I think every hobby has its highs and lows. The highs are when you are really into it. You're dealing with your hobby -- in this case your tuned car -- almost every day and you're involved to the max. The lows are when the interest sort of gets sidetracked or goes away, maybe just for a time, maybe forever. There was a time when I posted at ClubRSX every day and knew just about everything that went on. Then a time when interest sort of went away. I wrote about that in my last post, more than a year ago.

So an update is overdue. After that big win in October of 2006 I was determined to go back to the track and finally run consistent low 13s.

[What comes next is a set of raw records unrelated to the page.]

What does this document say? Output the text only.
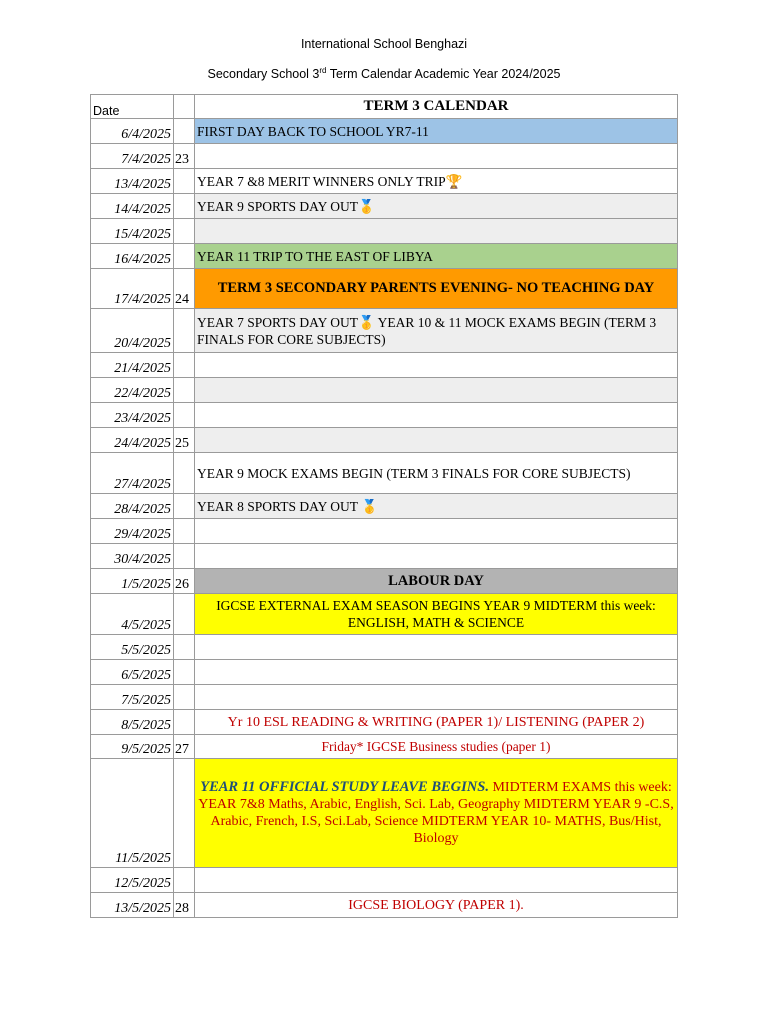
International School Benghazi
Secondary School 3rd Term Calendar Academic Year 2024/2025
Date		TERM 3 CALENDAR
6/4/2025		FIRST DAY BACK TO SCHOOL YR7-11
7/4/2025	23	
13/4/2025		YEAR 7 &8 MERIT WINNERS ONLY TRIP🏆
14/4/2025		YEAR 9 SPORTS DAY OUT🥇
15/4/2025		
16/4/2025		YEAR 11 TRIP TO THE EAST OF LIBYA
17/4/2025	24	TERM 3 SECONDARY PARENTS EVENING- NO TEACHING DAY
20/4/2025		YEAR 7 SPORTS DAY OUT🥇 YEAR 10 & 11 MOCK EXAMS BEGIN (TERM 3 FINALS FOR CORE SUBJECTS)
21/4/2025		
22/4/2025		
23/4/2025		
24/4/2025	25	
27/4/2025		YEAR 9 MOCK EXAMS BEGIN (TERM 3 FINALS FOR CORE SUBJECTS)
28/4/2025		YEAR 8 SPORTS DAY OUT 🥇
29/4/2025		
30/4/2025		
1/5/2025	26	LABOUR DAY
4/5/2025		IGCSE EXTERNAL EXAM SEASON BEGINS YEAR 9 MIDTERM this week: ENGLISH, MATH & SCIENCE
5/5/2025		
6/5/2025		
7/5/2025		
8/5/2025		Yr 10 ESL READING & WRITING (PAPER 1)/ LISTENING (PAPER 2)
9/5/2025	27	Friday* IGCSE Business studies (paper 1)
11/5/2025		YEAR 11 OFFICIAL STUDY LEAVE BEGINS. MIDTERM EXAMS this week: YEAR 7&8 Maths, Arabic, English, Sci. Lab, Geography MIDTERM YEAR 9 -C.S, Arabic, French, I.S, Sci.Lab, Science MIDTERM YEAR 10- MATHS, Bus/Hist, Biology
12/5/2025		
13/5/2025	28	IGCSE BIOLOGY (PAPER 1).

In fact, the very next week, late in October of 2006, I put my Hoosiers in the trunk and headed for Sacramento Raceway. Jacked up the car to replaced my street wheels with the Hoosier wheels but, alas, I had forgotten the special key for the locked lugnut that keeps fancy wheels from being stolen. So no Hoosiers. Worse, once racing began I seemed to have forgotten how to shift. I missed third twice, and then, actually managed to shift from second back into first. The engine, of course, howled in protest and things could have gone really bad in a hurry. Fortunately, I instantly jumped on the clutch and so the transmission wasn't blown. Still, I coasted the rest of the way and then did just one other run, scoring a miserable 14.3.

Had I done something to the engine? K-Manager did find an "Engine Over-rev" code. Not good. The car seemed to run fine, but I didn't trust it again. I stopped by Comptech in El Dorado Hills for something, and asked if we could do a leakdown test to see if a valve was bent. That had to be postponed. Ryan told me a new tensioner was about ready and I should stop by the first week of 2007. I forgot.

What happened next was sad. I went back to Comptech in March or so, just to find that the company was in the process of being dismantled. Shad Huntley had left to start his own shop, Driving Ambition, in Gold River, California. Almost everyone else was gone. There were no tensioners.

So my 2004 RSX Type S just sat. I didn't want to race it not knowing if something was wrong with a valve. Eventually I learned that Comptech sort of lived on. The machinery was sold to one company, and one of the Comptech sales staff took over most of the aftermarket inventory and started a new Comptech shop in Rancho Cordova.

I contacted Shad at Driving Ambition to see if he had one of the new tensioners for my supercharger. He had one, but that was spoken for. And that is how things remained for several months. So my car sat in the garage. Then Shad called and said he now had a tensioner. We set up an appointment, the new tensioner was installed and a compression test gave the car a clean bill of health. Yeah!

I went to the track that very day, in the high heat of the summer, and had one of those nights where I was in a zone. My reaction times were on the button every time. No mis-shifts, no wheel spin, everything went perfect. Even my opponents cooperated by either sleeping through their lights or grossly misjudging their dial times, or both. I ran 11 races that night, and ended up braking before I crossed the finish line 10 times. It was boiling hot and I did not want to wear my helmet, so I dialed a 14.0, the cut-off for needing to wear the helmet. Attendance wasn't great due to the heat and so the eliminations proceeded quickly. By 9PM we were done and so the organizers decided to do a "King of the Track" shootout. As the winner of one of the two import categories I raced the other import winner, a Nissan 350Z, and won. The final race was between me and the domestics winner, a Corvette that ran low 12s and had entertained the crowd with fierce burnouts the whole evening. Well, he slept while I nailed another launch, and easily won. The RSX was back, and I had won "King of the Track."